Франческа лихорадочно замахала руками.
— Ладно, Принцесса Единорожка, давай
Джульетта встала на мои ступни, чтобы я смогла провести её по квартире.
— Принцесса Единорожка? — спросила я, выгнув бровь.
— Тётя Франческа хотела, чтобы я была Принцессой Какашкой, — воскликнула она с равной степенью возмущения и развлечения.
Я была совершенно не удивлена.
Я повернулась к своей лучшей, — а по правде сказать, к моей единственной в целом мире подруге, — и посмотрела на неё.
— Серьёзно, Франческа? Принцесса Какашка?
Облокотившись об кухонный островок, она ухмыльнулась.
— Что?
— Не знаю даже с чего и начать.
Её улыбка стала ещё шире.
— Эй! Уж если кто и знает, какого это — быть принцессой, то это я.
— Почему, тетя Франческа? — спросила Джульетта с невинной улыбкой и детской непосредственностью.
Франческа серьёзно взглянула на Джульетту и со всей важностью заявила:
— Потому что я была принцессой.
— Да ладно? — завизжала Джульетта. Она развернулась ко мне. — Мамочка, это что, правда? Тетя Франческа была принцессой?
Я прижала Джульетту поближе, ненавидя то, что Франческа ворошила наше прошлое, ненавидя то, что она взывала к демонам, которые до сих пор преследовали нас.
— Она была принцессой очень, очень давно.
Энергия Джульетты была заразительной и невозможно было сдержать улыбку, когда голова моей дочери так быстро крутилась туда-сюда между нами.
— Реально?
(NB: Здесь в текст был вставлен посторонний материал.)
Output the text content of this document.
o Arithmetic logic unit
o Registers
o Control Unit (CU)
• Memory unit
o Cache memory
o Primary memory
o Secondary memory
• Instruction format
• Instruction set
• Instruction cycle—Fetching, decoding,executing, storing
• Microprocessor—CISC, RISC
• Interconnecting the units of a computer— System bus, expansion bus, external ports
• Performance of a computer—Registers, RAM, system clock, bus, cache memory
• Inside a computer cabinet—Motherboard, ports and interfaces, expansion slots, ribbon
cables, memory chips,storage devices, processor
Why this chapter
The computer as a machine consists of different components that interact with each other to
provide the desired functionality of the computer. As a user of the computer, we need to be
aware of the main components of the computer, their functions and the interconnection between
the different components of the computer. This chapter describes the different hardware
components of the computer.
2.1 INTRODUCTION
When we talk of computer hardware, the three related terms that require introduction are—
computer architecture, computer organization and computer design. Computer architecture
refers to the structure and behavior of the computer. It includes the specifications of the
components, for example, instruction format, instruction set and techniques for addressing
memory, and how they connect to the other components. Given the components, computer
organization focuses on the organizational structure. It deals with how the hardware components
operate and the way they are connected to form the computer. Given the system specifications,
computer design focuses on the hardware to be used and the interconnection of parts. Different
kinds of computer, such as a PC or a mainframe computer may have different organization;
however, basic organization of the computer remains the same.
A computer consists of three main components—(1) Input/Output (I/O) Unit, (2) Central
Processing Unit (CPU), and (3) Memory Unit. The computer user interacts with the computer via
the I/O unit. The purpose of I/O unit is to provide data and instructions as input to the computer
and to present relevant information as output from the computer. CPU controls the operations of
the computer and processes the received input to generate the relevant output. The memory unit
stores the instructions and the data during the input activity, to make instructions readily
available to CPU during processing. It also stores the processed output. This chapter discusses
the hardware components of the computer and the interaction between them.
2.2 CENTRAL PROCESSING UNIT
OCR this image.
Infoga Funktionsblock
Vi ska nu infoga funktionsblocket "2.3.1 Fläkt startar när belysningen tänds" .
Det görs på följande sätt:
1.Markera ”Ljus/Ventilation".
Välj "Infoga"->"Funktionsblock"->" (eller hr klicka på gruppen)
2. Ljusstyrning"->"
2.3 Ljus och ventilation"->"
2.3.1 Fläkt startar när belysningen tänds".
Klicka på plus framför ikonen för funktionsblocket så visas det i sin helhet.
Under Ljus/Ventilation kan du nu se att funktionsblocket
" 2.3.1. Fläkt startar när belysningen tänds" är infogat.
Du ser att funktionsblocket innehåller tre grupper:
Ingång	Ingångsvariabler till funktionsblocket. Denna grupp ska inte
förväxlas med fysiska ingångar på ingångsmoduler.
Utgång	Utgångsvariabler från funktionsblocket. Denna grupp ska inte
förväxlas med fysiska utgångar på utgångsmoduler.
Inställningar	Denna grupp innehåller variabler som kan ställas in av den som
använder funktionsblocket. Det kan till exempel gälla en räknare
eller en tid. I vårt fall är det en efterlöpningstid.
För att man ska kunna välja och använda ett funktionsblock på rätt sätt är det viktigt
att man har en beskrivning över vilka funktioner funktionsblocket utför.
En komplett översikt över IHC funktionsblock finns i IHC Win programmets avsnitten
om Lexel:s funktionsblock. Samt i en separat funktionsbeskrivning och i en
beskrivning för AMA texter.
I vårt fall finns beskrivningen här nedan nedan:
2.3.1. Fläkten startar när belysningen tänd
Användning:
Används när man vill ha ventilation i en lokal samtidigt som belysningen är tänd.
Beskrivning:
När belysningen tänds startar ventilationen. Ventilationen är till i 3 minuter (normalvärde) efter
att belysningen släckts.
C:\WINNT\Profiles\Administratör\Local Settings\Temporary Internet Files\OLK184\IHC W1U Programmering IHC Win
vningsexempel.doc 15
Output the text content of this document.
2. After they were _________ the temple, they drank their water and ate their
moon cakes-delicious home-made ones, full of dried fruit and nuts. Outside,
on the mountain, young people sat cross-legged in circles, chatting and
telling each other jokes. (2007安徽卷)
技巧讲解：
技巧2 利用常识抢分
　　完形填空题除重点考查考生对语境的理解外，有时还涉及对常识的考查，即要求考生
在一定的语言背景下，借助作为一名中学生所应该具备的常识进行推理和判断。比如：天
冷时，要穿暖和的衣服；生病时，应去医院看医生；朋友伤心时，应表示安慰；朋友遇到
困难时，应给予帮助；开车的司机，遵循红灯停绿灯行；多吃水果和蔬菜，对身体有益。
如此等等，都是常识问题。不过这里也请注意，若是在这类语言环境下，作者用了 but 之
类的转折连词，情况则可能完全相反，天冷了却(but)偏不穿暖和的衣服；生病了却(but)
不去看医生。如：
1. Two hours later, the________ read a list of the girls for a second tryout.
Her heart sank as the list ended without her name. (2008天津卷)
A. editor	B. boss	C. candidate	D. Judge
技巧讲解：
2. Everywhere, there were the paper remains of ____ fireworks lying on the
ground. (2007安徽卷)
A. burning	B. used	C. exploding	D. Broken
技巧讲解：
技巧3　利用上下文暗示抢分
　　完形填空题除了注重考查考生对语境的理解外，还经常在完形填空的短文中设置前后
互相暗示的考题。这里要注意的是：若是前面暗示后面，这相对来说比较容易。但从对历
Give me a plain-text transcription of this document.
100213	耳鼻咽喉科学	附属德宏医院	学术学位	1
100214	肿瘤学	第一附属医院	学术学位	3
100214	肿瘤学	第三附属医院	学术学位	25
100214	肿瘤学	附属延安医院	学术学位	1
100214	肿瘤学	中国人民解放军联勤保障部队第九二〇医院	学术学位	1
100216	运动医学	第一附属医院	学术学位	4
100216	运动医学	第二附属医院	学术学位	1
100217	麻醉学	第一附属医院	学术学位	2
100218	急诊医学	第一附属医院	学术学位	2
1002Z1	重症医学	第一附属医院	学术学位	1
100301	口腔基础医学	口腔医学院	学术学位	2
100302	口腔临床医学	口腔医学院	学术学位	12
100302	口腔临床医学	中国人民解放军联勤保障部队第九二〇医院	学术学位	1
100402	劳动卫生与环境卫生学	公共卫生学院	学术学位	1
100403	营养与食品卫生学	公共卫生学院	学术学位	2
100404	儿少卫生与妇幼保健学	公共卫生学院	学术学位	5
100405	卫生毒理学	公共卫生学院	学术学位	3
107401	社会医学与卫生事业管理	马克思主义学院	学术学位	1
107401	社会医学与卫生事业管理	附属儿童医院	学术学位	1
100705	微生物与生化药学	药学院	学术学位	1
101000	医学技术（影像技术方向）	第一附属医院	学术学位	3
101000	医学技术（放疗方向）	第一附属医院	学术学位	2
С короной, платьем и целым замком?
Мы с Франческой обменялись многозначительными взглядами. Я была мамой-одиночкой, и единственной, кто помогал мне растить Джульетту, была Франческа. Жили мы втроём в трехкомнатной квартире, которая появилась у нас ещё до рождения Джульетты. Единственное общение, которое было у Джульетты вне дома, происходило в детском саду и подготовительной школе. И хотя она иногда возвращалась домой, рассказывая забавные вещи, которые она подхватила в этих местах, большая часть ее диалогов была скопирована с Франчески и меня.
Иногда это приводило к весьма интересным электронным письмам от учителей. Они не рекомендовали их детям подскакивать во время тихого часа и орать: «Может настоящий Слим Шейди встанет?» (прим.: Would the real Slim Shady please stand up? — строчка из трека Эминема The real Slim Shady).
Я винила в этом Франческу.
Подобному дурному влиянию способствовало и те коробки с пиццей, которые мы открыли, обнаружив в них наш стандартный заказ: пицца Тай Пай для нас, и с сыром и оливками для Джульетты, которую мы с Франческой неизбежно прикончили бы в районе полуночи. А Джульетте мы сказали бы, что пока она спала, её пиццу доел троль.